Fingerless gloves, almost standard-issue for market traders, kept Mary's hands warm, but her feet had gone numb. When the pace of the rain picked up and gusts of wind pulled at the tarps, banter between the stall holders died, much like the trade on a wet Wednesday in a provincial market town.
Everyone then read their pieces out. Despite us all having the same setting it was really interesting to see the different takes on the same subject. Without it being specified by the tutor, each extract had an element of story woven into it, despite the original instruction being about a market stall. There was something intriguing about each one that drew a reader/listener into it beyond the market stall itself.
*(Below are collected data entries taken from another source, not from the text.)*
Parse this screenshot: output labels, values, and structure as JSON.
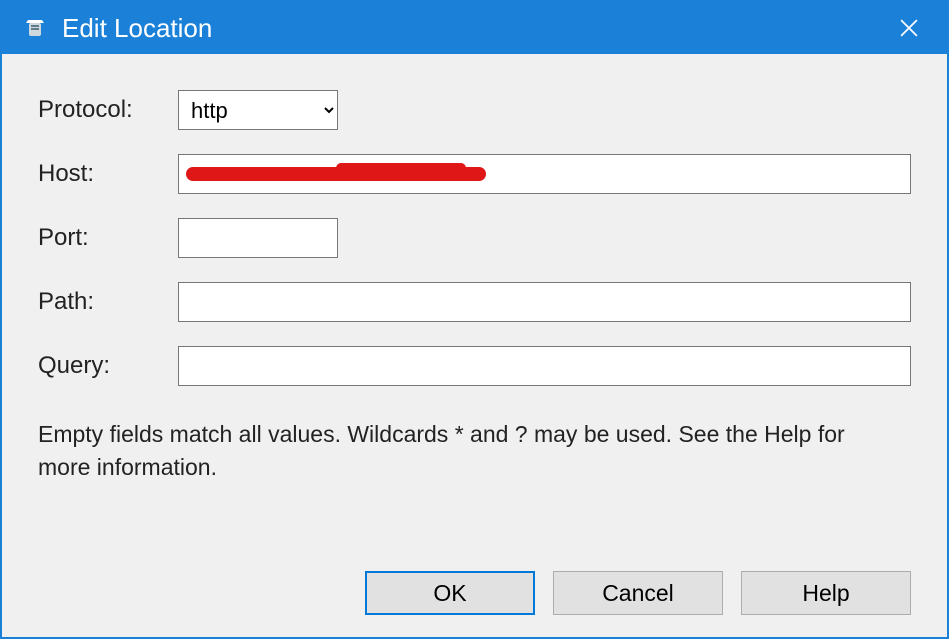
{
  "titlebar": {
    "title": "Edit Location"
  },
  "labels": {
    "protocol": "Protocol:",
    "host": "Host:",
    "port": "Port:",
    "path": "Path:",
    "query": "Query:"
  },
  "fields": {
    "protocol_selected": "http",
    "protocol_options": [
      "http"
    ],
    "host": "",
    "port": "",
    "path": "",
    "query": ""
  },
  "hint": "Empty fields match all values. Wildcards * and ? may be used. See the Help for more information.",
  "buttons": {
    "ok": "OK",
    "cancel": "Cancel",
    "help": "Help"
  }
}
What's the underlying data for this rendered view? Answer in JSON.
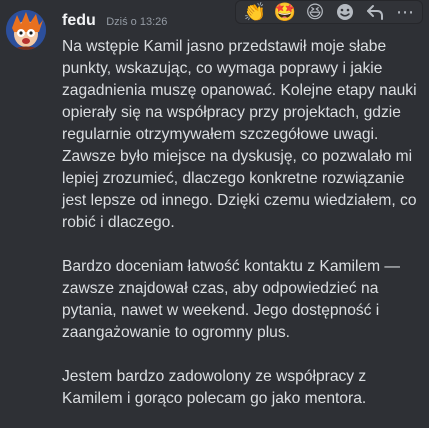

The next part of the class moved onto talking about novel synopsis. Or should that be synopsi? Synopses doesn't sound right… Anyway, we looked at an example of a synopsis submitted to a small publisher to see how a 100,000+ word novel has to be condensed into a few hundred words.This particular one had an interesting structure in that the publisher specified how the synopsis should be presented to them for submission. They wanted a synopsis breakdown in no more than 650 words, then the same thing in 50 words, and then finally, in one single sentence. The last part amounted to the marketing by-line you see on the front of novels in a bookshop.
I've done a synopsis for my completed novel, but as it has never been submitted so I've never devoted much time to this aspect. This will be the task to work on before next week's class; compose a one and a half page synopsis of our current projects. This might be tricky, as I don't really have a fully-formed concept of 'the ending' – but maybe this process will force it out. If not, I'll just write '…and it was all a dream'.